If you are using a commercial product, someone else has taken all those risks, and you are free to choose any voltage for which there are products available.
 

Thread Starter

quitenoob

Joined Mar 27, 2022
262
If the project is in any way experimental in nature, then choosing a battery voltage that you can experiment with, without having to take extreme safety precautions is an advantage.
it's through experimentation I need to settle on a working design. This is not an experiment just for the sake of it. This is a mission to get my household offgrid

If you are using a commercial product, someone else has taken all those risks, and you are free to choose any voltage for which there are products available.
I prefer DIY over store bought. It will improve on the ability to fix issues when they come about. That is not to say I am against buying from store.

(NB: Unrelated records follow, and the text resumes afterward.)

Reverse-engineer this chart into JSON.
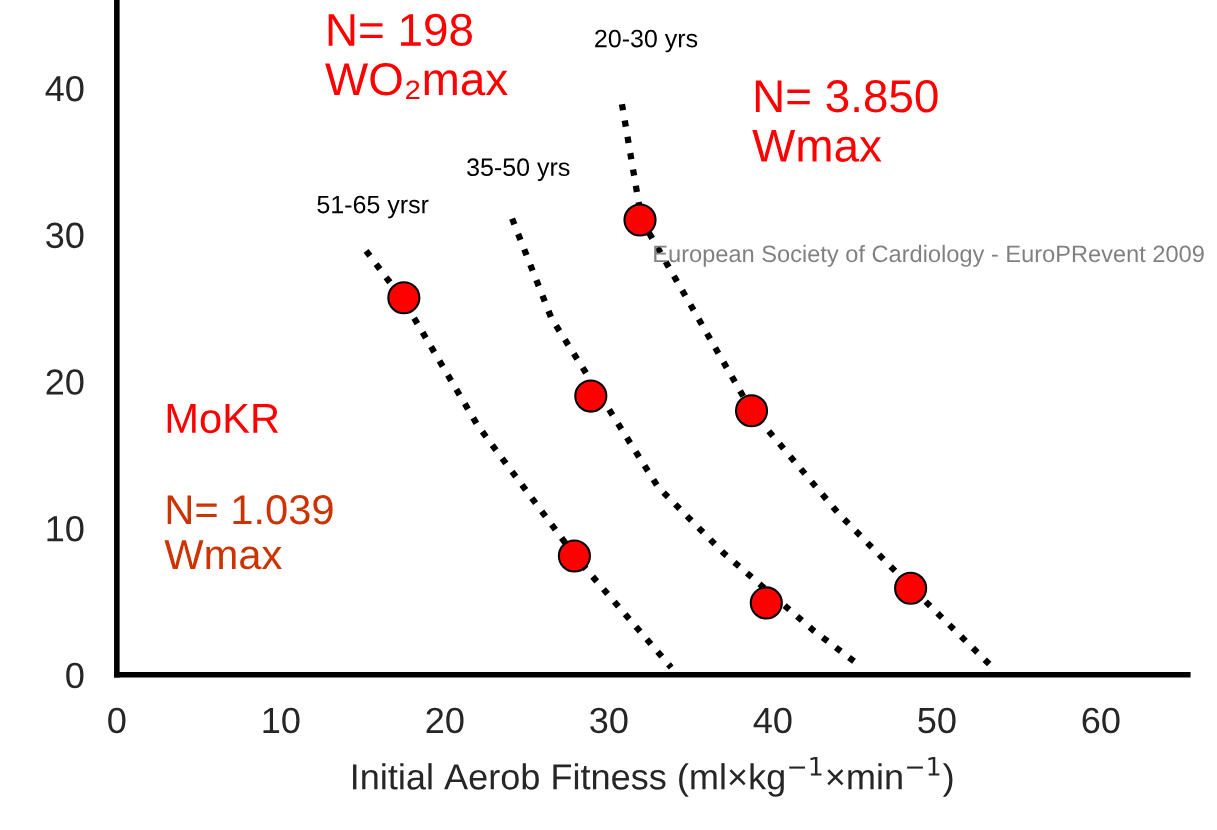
{
  "chart_data": {
    "type": "scatter",
    "xlabel": "Initial Aerob Fitness (ml×kg$^{−1}$×min$^{−1}$)",
    "xlim": [
      0,
      65.3
    ],
    "ylim": [
      0,
      46
    ],
    "xticks": [
      0,
      10,
      20,
      30,
      40,
      50,
      60
    ],
    "yticks": [
      0,
      10,
      20,
      30,
      40
    ],
    "grid": false,
    "legend": false,
    "series": [
      {
        "marker": "circle",
        "color": "#ff0000",
        "x": [
          17.5,
          27.9,
          28.9,
          39.6,
          31.9,
          38.7,
          48.4
        ],
        "values": [
          25.7,
          8.1,
          19.0,
          4.9,
          31.0,
          18.0,
          5.9
        ]
      },
      {
        "type": "line",
        "color": "#000000",
        "line_style": "dotted",
        "marker": "none",
        "x": [
          15.2,
          17.5,
          22,
          28,
          33.8
        ],
        "values": [
          28.9,
          25.5,
          17,
          8,
          0.5
        ]
      },
      {
        "type": "line",
        "color": "#000000",
        "line_style": "dotted",
        "marker": "none",
        "x": [
          24.1,
          26.5,
          33,
          37,
          42.5,
          45.2
        ],
        "values": [
          31.1,
          24.3,
          12.8,
          8.3,
          3,
          0.7
        ]
      },
      {
        "type": "line",
        "color": "#000000",
        "line_style": "dotted",
        "marker": "none",
        "x": [
          30.8,
          32,
          38.7,
          44,
          48.4,
          53.4
        ],
        "values": [
          38.9,
          31,
          18,
          11,
          6,
          0.5
        ]
      }
    ],
    "annotations": [
      "20-30 yrs",
      "35-50 yrs",
      "51-65 yrsr",
      "N= 198\nWO₂max",
      "N= 3.850\nWmax",
      "MoKR",
      "N= 1.039\nWmax",
      "European Society of Cardiology - EuroPRevent 2009"
    ]
  }
}
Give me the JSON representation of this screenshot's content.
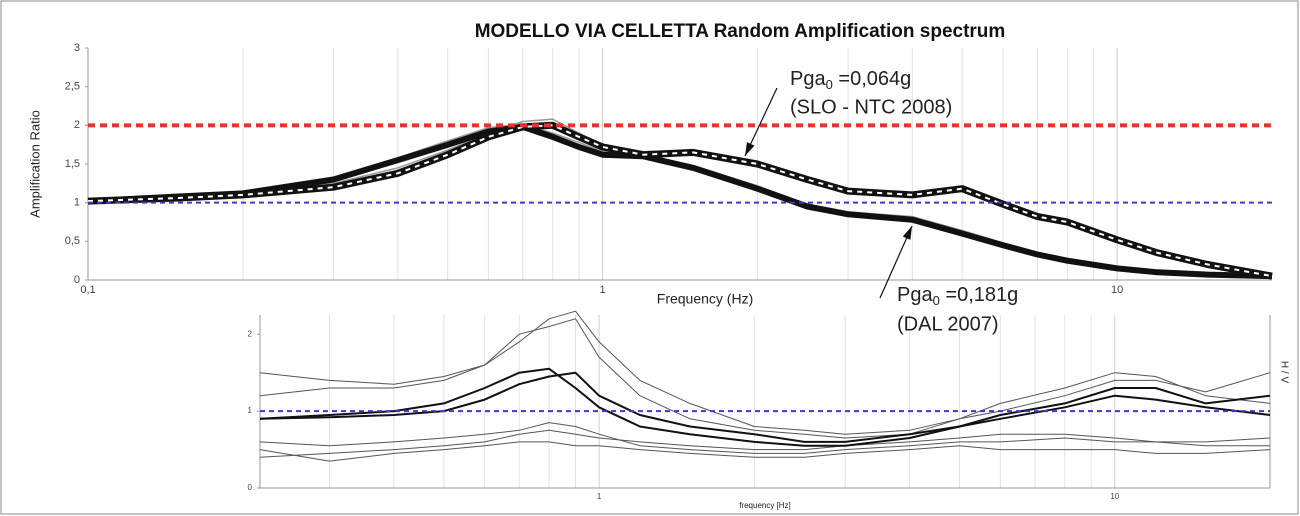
{
  "chart_data": [
    {
      "type": "line",
      "title": "MODELLO VIA CELLETTA Random Amplification spectrum",
      "x_label": "Frequency (Hz)",
      "y_label": "Amplification Ratio",
      "x_log": true,
      "grid": true,
      "minor_grid": true,
      "xlim": [
        0.1,
        20
      ],
      "ylim": [
        0,
        3
      ],
      "xticks": [
        {
          "value": 0.1,
          "label": "0,1"
        },
        1,
        10
      ],
      "yticks": [
        0,
        {
          "value": 0.5,
          "label": "0,5"
        },
        1,
        {
          "value": 1.5,
          "label": "1,5"
        },
        2,
        {
          "value": 2.5,
          "label": "2,5"
        },
        3
      ],
      "hlines": [
        {
          "value": 2,
          "color": "#e8322e"
        },
        {
          "value": 1,
          "color": "#3a3ad0"
        }
      ],
      "x": [
        0.1,
        0.15,
        0.2,
        0.3,
        0.4,
        0.5,
        0.6,
        0.7,
        0.8,
        0.9,
        1,
        1.2,
        1.5,
        2,
        2.5,
        3,
        4,
        5,
        6,
        7,
        8,
        10,
        12,
        15,
        20
      ],
      "series": [
        {
          "color": "#9a9a9a",
          "width": 1.5,
          "values": [
            1.02,
            1.07,
            1.11,
            1.25,
            1.45,
            1.68,
            1.9,
            2.05,
            2.08,
            1.9,
            1.75,
            1.66,
            1.68,
            1.52,
            1.32,
            1.18,
            1.12,
            1.22,
            1.02,
            0.86,
            0.78,
            0.55,
            0.38,
            0.22,
            0.07
          ]
        },
        {
          "color": "#9a9a9a",
          "width": 1.5,
          "values": [
            1.02,
            1.08,
            1.12,
            1.32,
            1.58,
            1.8,
            1.97,
            2.02,
            1.9,
            1.78,
            1.66,
            1.62,
            1.48,
            1.22,
            0.98,
            0.88,
            0.82,
            0.64,
            0.48,
            0.36,
            0.28,
            0.17,
            0.12,
            0.08,
            0.05
          ]
        },
        {
          "color": "#111111",
          "width": 6,
          "values": [
            1.02,
            1.08,
            1.12,
            1.3,
            1.55,
            1.75,
            1.92,
            1.98,
            1.85,
            1.72,
            1.62,
            1.6,
            1.45,
            1.18,
            0.95,
            0.85,
            0.78,
            0.6,
            0.45,
            0.33,
            0.25,
            0.15,
            0.1,
            0.07,
            0.05
          ]
        },
        {
          "color": "#111111",
          "width": 7,
          "dash": true,
          "values": [
            1.02,
            1.06,
            1.1,
            1.2,
            1.38,
            1.62,
            1.85,
            1.98,
            2.0,
            1.85,
            1.72,
            1.62,
            1.65,
            1.5,
            1.3,
            1.15,
            1.1,
            1.18,
            0.98,
            0.82,
            0.75,
            0.52,
            0.35,
            0.2,
            0.05
          ]
        }
      ],
      "annotations": [
        {
          "label": "Pga",
          "sub": "0",
          "rest": " =0,064g",
          "note": "(SLO - NTC 2008)"
        },
        {
          "label": "Pga",
          "sub": "0",
          "rest": " =0,181g",
          "note": "(DAL 2007)"
        }
      ]
    },
    {
      "type": "line",
      "x_label": "frequency [Hz]",
      "y2_label": "H / V",
      "x_log": true,
      "grid": true,
      "minor_grid": true,
      "xlim": [
        0.22,
        20
      ],
      "ylim": [
        0,
        2.25
      ],
      "xticks": [
        1,
        10
      ],
      "yticks": [
        0,
        1,
        2
      ],
      "hlines": [
        {
          "value": 1,
          "color": "#3a3ad0"
        }
      ],
      "x": [
        0.22,
        0.3,
        0.4,
        0.5,
        0.6,
        0.7,
        0.8,
        0.9,
        1,
        1.2,
        1.5,
        2,
        2.5,
        3,
        4,
        5,
        6,
        8,
        10,
        12,
        15,
        20
      ],
      "series": [
        {
          "color": "#555555",
          "width": 1,
          "values": [
            1.5,
            1.4,
            1.35,
            1.45,
            1.6,
            2.0,
            2.1,
            2.2,
            1.7,
            1.2,
            0.9,
            0.75,
            0.7,
            0.65,
            0.7,
            0.9,
            1.1,
            1.3,
            1.5,
            1.45,
            1.2,
            1.1
          ]
        },
        {
          "color": "#555555",
          "width": 1,
          "values": [
            1.2,
            1.3,
            1.3,
            1.4,
            1.6,
            1.9,
            2.2,
            2.3,
            1.9,
            1.4,
            1.1,
            0.8,
            0.75,
            0.7,
            0.75,
            0.9,
            1.0,
            1.2,
            1.4,
            1.4,
            1.25,
            1.5
          ]
        },
        {
          "color": "#555555",
          "width": 1,
          "values": [
            0.6,
            0.55,
            0.6,
            0.65,
            0.7,
            0.75,
            0.85,
            0.8,
            0.7,
            0.55,
            0.5,
            0.45,
            0.45,
            0.5,
            0.55,
            0.6,
            0.6,
            0.65,
            0.6,
            0.6,
            0.55,
            0.55
          ]
        },
        {
          "color": "#555555",
          "width": 1,
          "values": [
            0.5,
            0.35,
            0.45,
            0.5,
            0.55,
            0.6,
            0.6,
            0.55,
            0.55,
            0.5,
            0.45,
            0.4,
            0.4,
            0.45,
            0.5,
            0.55,
            0.5,
            0.5,
            0.5,
            0.45,
            0.45,
            0.5
          ]
        },
        {
          "color": "#555555",
          "width": 1,
          "values": [
            0.4,
            0.45,
            0.5,
            0.55,
            0.6,
            0.7,
            0.75,
            0.7,
            0.65,
            0.6,
            0.55,
            0.5,
            0.5,
            0.55,
            0.6,
            0.65,
            0.7,
            0.7,
            0.65,
            0.6,
            0.6,
            0.65
          ]
        },
        {
          "color": "#111111",
          "width": 2,
          "values": [
            0.9,
            0.95,
            1.0,
            1.1,
            1.3,
            1.5,
            1.55,
            1.3,
            1.05,
            0.8,
            0.7,
            0.6,
            0.55,
            0.55,
            0.65,
            0.8,
            0.9,
            1.05,
            1.2,
            1.15,
            1.05,
            0.95
          ]
        },
        {
          "color": "#111111",
          "width": 2,
          "values": [
            0.9,
            0.92,
            0.95,
            1.0,
            1.15,
            1.35,
            1.45,
            1.5,
            1.2,
            0.95,
            0.8,
            0.7,
            0.6,
            0.6,
            0.7,
            0.8,
            0.95,
            1.1,
            1.3,
            1.3,
            1.1,
            1.2
          ]
        }
      ]
    }
  ]
}
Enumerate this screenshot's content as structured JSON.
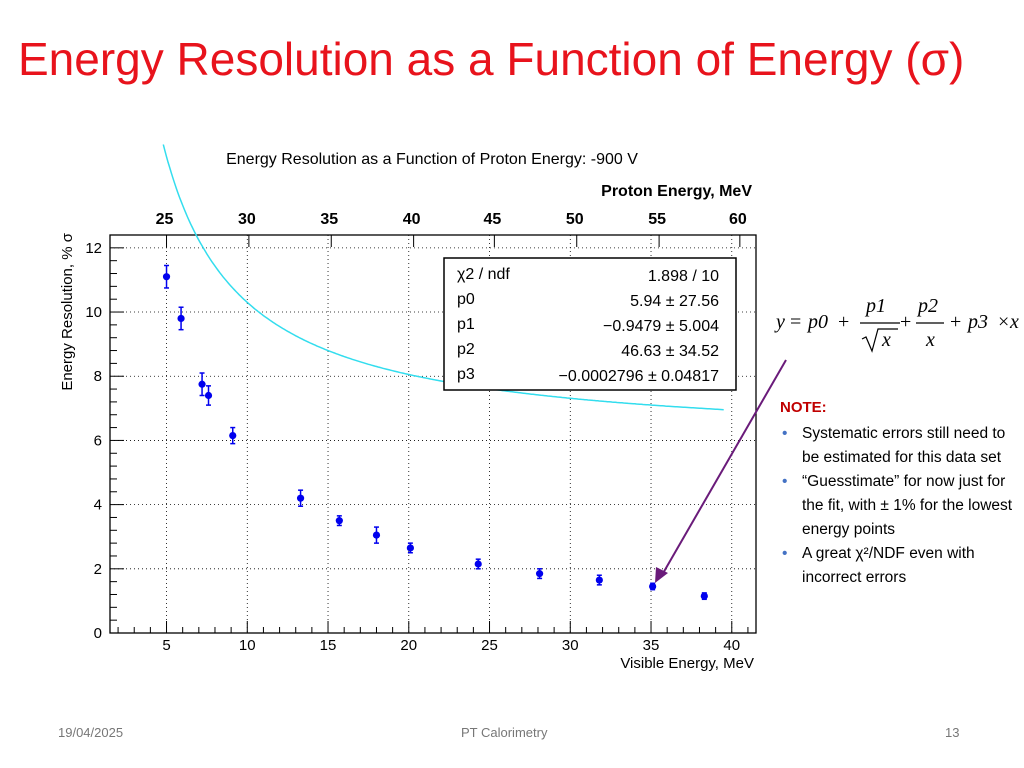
{
  "slide": {
    "title": "Energy Resolution as a Function of Energy (σ)",
    "footer_date": "19/04/2025",
    "footer_center": "PT Calorimetry",
    "footer_page": "13"
  },
  "chart_data": {
    "type": "scatter",
    "title": "Energy Resolution as a Function of Proton Energy: -900 V",
    "xlabel": "Visible Energy, MeV",
    "ylabel": "Energy Resolution, % σ",
    "top_axis_label": "Proton Energy, MeV",
    "xlim": [
      1.5,
      41.5
    ],
    "ylim": [
      0,
      12.4
    ],
    "x_ticks": [
      "5",
      "10",
      "15",
      "20",
      "25",
      "30",
      "35",
      "40"
    ],
    "y_ticks": [
      "0",
      "2",
      "4",
      "6",
      "8",
      "10",
      "12"
    ],
    "top_ticks": [
      "25",
      "30",
      "35",
      "40",
      "45",
      "50",
      "55",
      "60"
    ],
    "top_tick_positions_visible_energy": [
      5.0,
      10.1,
      15.2,
      20.3,
      25.3,
      30.4,
      35.5,
      40.5
    ],
    "grid": true,
    "series": [
      {
        "points": [
          {
            "x": 5.0,
            "y": 11.1,
            "err": 0.35
          },
          {
            "x": 5.9,
            "y": 9.8,
            "err": 0.35
          },
          {
            "x": 7.2,
            "y": 7.75,
            "err": 0.35
          },
          {
            "x": 7.6,
            "y": 7.4,
            "err": 0.3
          },
          {
            "x": 9.1,
            "y": 6.15,
            "err": 0.25
          },
          {
            "x": 13.3,
            "y": 4.2,
            "err": 0.25
          },
          {
            "x": 15.7,
            "y": 3.5,
            "err": 0.15
          },
          {
            "x": 18.0,
            "y": 3.05,
            "err": 0.25
          },
          {
            "x": 20.1,
            "y": 2.65,
            "err": 0.15
          },
          {
            "x": 24.3,
            "y": 2.15,
            "err": 0.15
          },
          {
            "x": 28.1,
            "y": 1.85,
            "err": 0.15
          },
          {
            "x": 31.8,
            "y": 1.65,
            "err": 0.15
          },
          {
            "x": 35.1,
            "y": 1.45,
            "err": 0.1
          },
          {
            "x": 38.3,
            "y": 1.15,
            "err": 0.1
          }
        ],
        "color": "#0000ee"
      }
    ],
    "fit": {
      "params": {
        "p0": 5.94,
        "p1": -0.9479,
        "p2": 46.63,
        "p3": -0.0002796
      },
      "range": [
        4.8,
        39.6
      ],
      "color": "#33ddee"
    },
    "stats_box": [
      {
        "label": "χ2 / ndf",
        "value": "1.898 / 10"
      },
      {
        "label": "p0",
        "value": "5.94 ± 27.56"
      },
      {
        "label": "p1",
        "value": "−0.9479 ± 5.004"
      },
      {
        "label": "p2",
        "value": "46.63 ± 34.52"
      },
      {
        "label": "p3",
        "value": "−0.0002796 ± 0.04817"
      }
    ]
  },
  "formula": {
    "lhs": "y",
    "eq": "=",
    "p0": "p0",
    "plus": "+",
    "p1": "p1",
    "sqrt_x": "x",
    "p2": "p2",
    "x": "x",
    "p3": "p3",
    "times": "×",
    "x_last": "x",
    "radical": "√"
  },
  "note": {
    "title": "NOTE:",
    "items": [
      "Systematic errors still need to be estimated for this data set",
      "“Guesstimate” for now just for the fit, with ± 1% for the lowest energy points",
      "A great χ²/NDF even with incorrect errors"
    ]
  },
  "arrow_color": "#6a1b7a"
}
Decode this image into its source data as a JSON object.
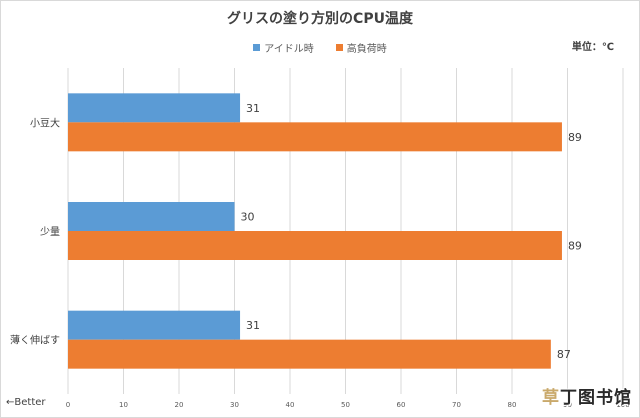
{
  "chart_data": {
    "type": "bar",
    "orientation": "horizontal",
    "title": "グリスの塗り方別のCPU温度",
    "unit_label": "単位：℃",
    "categories": [
      "小豆大",
      "少量",
      "薄く伸ばす"
    ],
    "series": [
      {
        "name": "アイドル時",
        "values": [
          31,
          30,
          31
        ],
        "color": "#5b9bd5"
      },
      {
        "name": "高負荷時",
        "values": [
          89,
          89,
          87
        ],
        "color": "#ed7d31"
      }
    ],
    "xlim": [
      0,
      100
    ],
    "x_ticks": [
      0,
      10,
      20,
      30,
      40,
      50,
      60,
      70,
      80,
      90,
      100
    ],
    "grid": true,
    "legend_position": "top",
    "annotation": "←Better"
  },
  "watermark": {
    "first": "草",
    "rest": "丁图书馆"
  }
}
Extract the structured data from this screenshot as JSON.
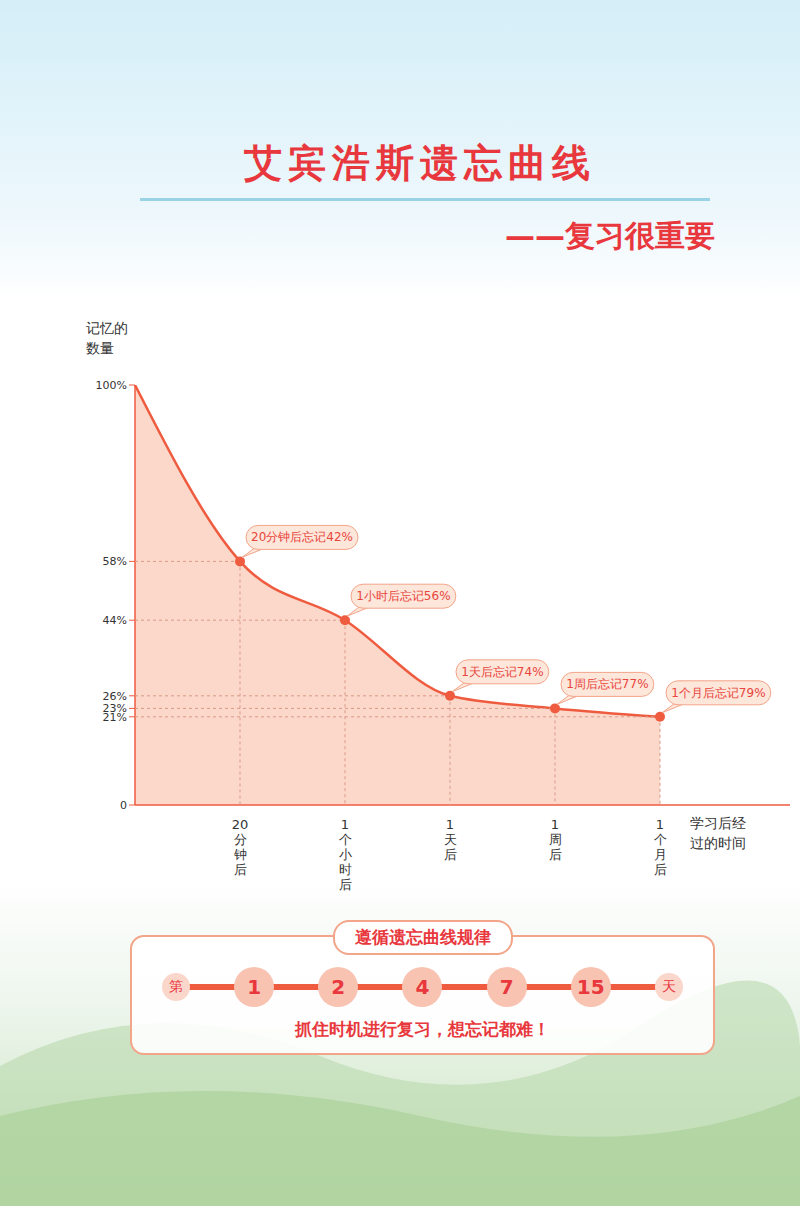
{
  "chart_data": {
    "type": "area",
    "title": "艾宾浩斯遗忘曲线",
    "subtitle": "——复习很重要",
    "x_label": "学习后经过的时间",
    "y_label": "记忆的数量",
    "categories": [
      null,
      "20分钟后",
      "1个小时后",
      "1天后",
      "1周后",
      "1个月后"
    ],
    "values": [
      100,
      58,
      44,
      26,
      23,
      21
    ],
    "annotations": [
      null,
      "20分钟后忘记42%",
      "1小时后忘记56%",
      "1天后忘记74%",
      "1周后忘记77%",
      "1个月后忘记79%"
    ],
    "ylim": [
      0,
      100
    ],
    "yticks": [
      0,
      {
        "value": 21,
        "label": "21%"
      },
      {
        "value": 23,
        "label": "23%"
      },
      {
        "value": 26,
        "label": "26%"
      },
      {
        "value": 44,
        "label": "44%"
      },
      {
        "value": 58,
        "label": "58%"
      },
      {
        "value": 100,
        "label": "100%"
      }
    ],
    "color": "#ef5b3f",
    "marker": "circle",
    "grid": false
  },
  "review_schedule": {
    "title": "遵循遗忘曲线规律",
    "prefix": "第",
    "days": [
      1,
      2,
      4,
      7,
      15
    ],
    "suffix": "天",
    "caption": "抓住时机进行复习，想忘记都难！"
  }
}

I've updated the OP to reflect the current status
 

Thread Starter

quitenoob

Joined Mar 27, 2022
262
He should already be a big fan of Victron!
hahhaha. sure they have their HQ near us. but then again I am aiming at self reliance.

But why is the third phase red? Shouldn’t it be grey.
Are two-pole MCBs required in NL?
This is because I did not have other color wires available at the time. I am aware though that this is not ideal

Are two-pole MCBs required in NL?
Can you please elaborate?

I am not sure if it helps form an idea but here goes the breaker cabinet
View attachment 264541
The less than ideal wiring, including color coding, is due to that I did not find fast enough the components that I was looking for. So I made due with what I did was able to source at a moments notice.

But here lies proof of the concept that a test, how ever bodged, becomes final if it does not break ;(
 

Lo_volt

Joined Apr 3, 2014
321
...rules in place that 'forbid' high [DC] voltage...
The rules don't forbid high voltage DC. They specify conditions for safe use of high voltage DC and therefore tests against those conditions. There are no "Ten Commandments" of electricity and electronics, i.e. "Thou shall not..." As they are finished products EV's comply with those conditions to reduce the risk to the consumer and the liability of the manufacturer. That's also the reason I suggested an off-the-shelf product vs. DIY.

If you want to use voltages higher than ~48 volts DC, it can be done, but I would strongly suggest you do your research especially as regards to safety. There is a reason my moniker is Lo_volt.